List[str]: A list of dates extracted from the filenames.

Source code in rs_tools/_src/datamodule/utils.py
def get_dates_from_files(filenames: List[str]) -> List[datetime]:
    """
    Extract dates from a list of filenames.

    Args:
        filenames (List[str]): A list of filenames.

    Returns:
        List[str]: A list of dates extracted from the filenames.
    """
    dates = [datetime.strptime(filename.split("_")[0], "%Y%m%d%H%M%S") for filename in filenames]
    return dates

get_split(files, split_dict)

Split files based on dataset specification.

Parameters:

Name Type Description Default
files List

A list of files to be split.

required
split_dict DictConfig

A dictionary-like object containing the dataset specification.

required

Returns:

Type Description
Tuple[List, List]

Tuple[List, List]: A tuple containing two lists: the training set and the validation set.
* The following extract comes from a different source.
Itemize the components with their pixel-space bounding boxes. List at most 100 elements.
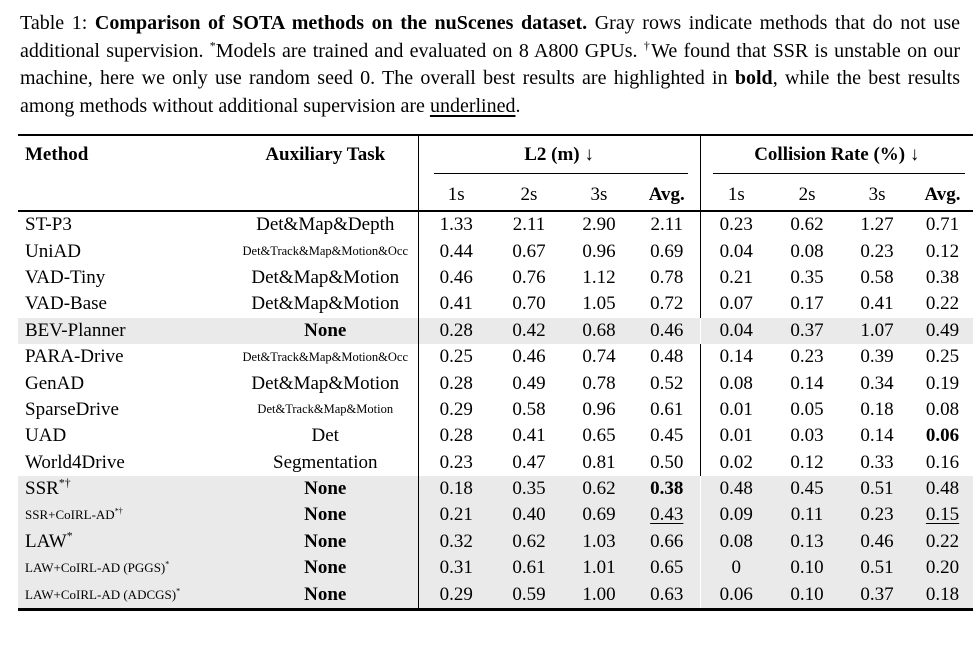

Source code in rs_tools/_src/datamodule/utils.py
def get_split(files: List, 
              split_dict: DictConfig) -> Tuple[List, List]:
    """
    Split files based on dataset specification.

    Args:
        files (List): A list of files to be split.
        split_dict (DictConfig): A dictionary-like object containing the dataset specification.

    Returns:
        Tuple[List, List]: A tuple containing two lists: the training set and the validation set.
    """
    # Extract dates from filenames
    filenames = [file.split("/")[-1] for file in files]
    dates = get_dates_from_files(filenames)
    # Convert to dataframe for easier manipulation
    df = pd.DataFrame({"filename": filenames, "files": files, "date": dates})
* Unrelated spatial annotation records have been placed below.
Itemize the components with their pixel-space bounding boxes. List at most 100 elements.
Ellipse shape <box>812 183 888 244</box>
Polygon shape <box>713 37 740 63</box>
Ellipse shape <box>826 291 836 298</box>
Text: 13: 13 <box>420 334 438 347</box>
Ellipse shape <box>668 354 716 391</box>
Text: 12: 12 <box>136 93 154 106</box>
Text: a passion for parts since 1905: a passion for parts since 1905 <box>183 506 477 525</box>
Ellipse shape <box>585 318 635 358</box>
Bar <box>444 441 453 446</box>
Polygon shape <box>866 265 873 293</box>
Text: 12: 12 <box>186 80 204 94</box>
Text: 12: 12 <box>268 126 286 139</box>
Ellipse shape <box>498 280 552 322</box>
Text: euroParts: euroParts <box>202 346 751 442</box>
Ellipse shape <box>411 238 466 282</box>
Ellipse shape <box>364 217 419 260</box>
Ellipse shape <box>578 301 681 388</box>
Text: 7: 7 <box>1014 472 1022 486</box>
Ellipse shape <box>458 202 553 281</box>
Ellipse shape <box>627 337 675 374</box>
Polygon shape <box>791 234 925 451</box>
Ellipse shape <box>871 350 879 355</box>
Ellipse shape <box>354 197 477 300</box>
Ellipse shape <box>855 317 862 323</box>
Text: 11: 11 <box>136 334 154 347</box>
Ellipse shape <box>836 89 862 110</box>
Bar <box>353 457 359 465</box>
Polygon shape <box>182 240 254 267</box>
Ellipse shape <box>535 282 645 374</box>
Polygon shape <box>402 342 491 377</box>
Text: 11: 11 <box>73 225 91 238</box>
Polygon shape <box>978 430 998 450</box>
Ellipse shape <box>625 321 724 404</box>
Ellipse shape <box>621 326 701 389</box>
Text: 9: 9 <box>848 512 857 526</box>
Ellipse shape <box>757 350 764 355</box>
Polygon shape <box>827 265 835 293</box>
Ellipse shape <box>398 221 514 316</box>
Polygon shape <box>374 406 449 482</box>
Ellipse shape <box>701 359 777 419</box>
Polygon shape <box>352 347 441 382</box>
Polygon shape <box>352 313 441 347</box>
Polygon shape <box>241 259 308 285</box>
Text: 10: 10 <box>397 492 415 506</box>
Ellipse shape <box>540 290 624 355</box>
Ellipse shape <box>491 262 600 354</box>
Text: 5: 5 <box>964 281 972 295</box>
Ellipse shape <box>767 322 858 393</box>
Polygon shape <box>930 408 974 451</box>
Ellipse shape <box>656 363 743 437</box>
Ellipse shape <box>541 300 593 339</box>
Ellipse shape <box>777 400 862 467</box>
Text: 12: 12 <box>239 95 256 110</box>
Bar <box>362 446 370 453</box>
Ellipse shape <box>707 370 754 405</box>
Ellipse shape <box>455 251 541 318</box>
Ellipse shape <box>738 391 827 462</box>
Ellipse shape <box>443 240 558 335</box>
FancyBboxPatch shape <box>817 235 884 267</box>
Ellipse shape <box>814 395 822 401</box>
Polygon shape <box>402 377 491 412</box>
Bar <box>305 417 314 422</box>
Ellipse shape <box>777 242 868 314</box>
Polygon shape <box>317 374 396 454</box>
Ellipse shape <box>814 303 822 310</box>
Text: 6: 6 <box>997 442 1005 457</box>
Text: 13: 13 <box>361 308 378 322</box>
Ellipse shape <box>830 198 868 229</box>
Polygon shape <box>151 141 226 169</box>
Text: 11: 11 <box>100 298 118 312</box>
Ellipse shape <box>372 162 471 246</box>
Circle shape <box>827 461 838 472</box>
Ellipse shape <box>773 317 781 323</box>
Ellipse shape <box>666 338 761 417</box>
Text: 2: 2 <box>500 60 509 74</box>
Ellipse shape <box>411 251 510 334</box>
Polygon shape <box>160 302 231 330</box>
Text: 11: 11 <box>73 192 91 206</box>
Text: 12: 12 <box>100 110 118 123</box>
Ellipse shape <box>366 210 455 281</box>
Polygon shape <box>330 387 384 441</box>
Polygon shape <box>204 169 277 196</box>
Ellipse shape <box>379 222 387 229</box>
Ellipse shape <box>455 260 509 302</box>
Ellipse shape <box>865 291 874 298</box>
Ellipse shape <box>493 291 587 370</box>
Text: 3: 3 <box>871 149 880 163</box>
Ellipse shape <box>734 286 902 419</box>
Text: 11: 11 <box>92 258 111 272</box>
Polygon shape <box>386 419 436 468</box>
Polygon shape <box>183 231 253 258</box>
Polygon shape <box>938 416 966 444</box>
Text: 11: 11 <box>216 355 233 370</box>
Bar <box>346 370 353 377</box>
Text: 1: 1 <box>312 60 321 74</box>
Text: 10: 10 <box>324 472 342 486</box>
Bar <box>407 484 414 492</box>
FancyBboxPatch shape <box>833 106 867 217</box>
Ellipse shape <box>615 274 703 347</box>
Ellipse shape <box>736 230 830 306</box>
    # Check if years, months, and days are specified
    if "years" not in split_dict.keys() or split_dict["years"] is None:
        logger.info("No years specified for split. Using all years.")
        split_dict["years"] = df.date.dt.year.unique().tolist()
    if "months" not in split_dict.keys() or split_dict["months"] is None:
        logger.info("No months specified for split. Using all months.")
        split_dict["months"] = df.date.dt.month.unique().tolist()
    if "days" not in split_dict.keys() or split_dict["days"] is None:
        logger.info("No days specified for split. Using all days.")
        split_dict["days"] = df.date.dt.day.unique().tolist()
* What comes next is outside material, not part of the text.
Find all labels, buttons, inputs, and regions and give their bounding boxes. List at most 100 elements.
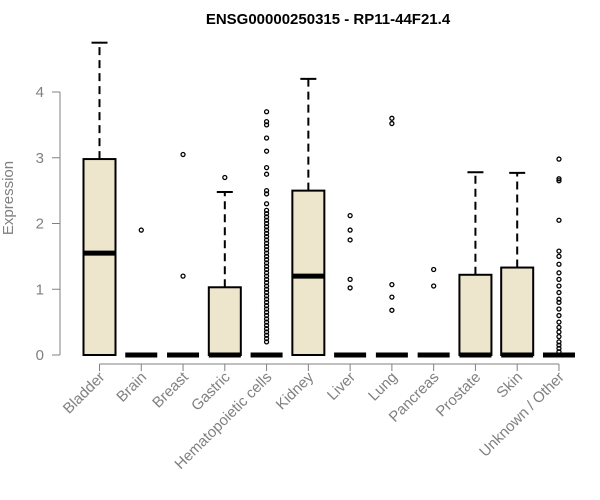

    # Determine conditions specified split
    condition = (df.date.dt.year.isin(split_dict["years"])) & \
                (df.date.dt.month.isin(split_dict["months"])) & \
                (df.date.dt.day.isin(split_dict["days"]))

    # Extract filenames based on conditions
    split_files = df[condition].files.tolist()

    # Check if files are allocated properly
    if len(split_files) == 0:
        raise ValueError("No files found. Check split specification.")

    return split_files

split_train_val(files, split_spec)

Split files into training and validation sets based on dataset specification.

Parameters:

Name Type Description Default
files List

A list of files to be split.

required
split_spec DictConfig

A dictionary-like object containing the dataset specification.

required

Returns:

Type Description
Tuple[List, List]

Tuple[List, List]: A tuple containing two lists: the training set and the validation set.

Source code in rs_tools/_src/datamodule/utils.py
def split_train_val(files: List, split_spec: DictConfig) -> Tuple[List, List]:
    """
    Split files into training and validation sets based on dataset specification.

    Args:
        files (List): A list of files to be split.
        split_spec (DictConfig): A dictionary-like object containing the dataset specification.

    Returns:
        Tuple[List, List]: A tuple containing two lists: the training set and the validation set.
    """
    if "train" not in split_spec.keys() or "val" not in split_spec.keys():
        raise ValueError("split_spec must contain 'train' and 'val' keys")

    train_files = get_split(files, split_spec["train"])
    val_files = get_split(files, split_spec["val"])

    return train_files, val_files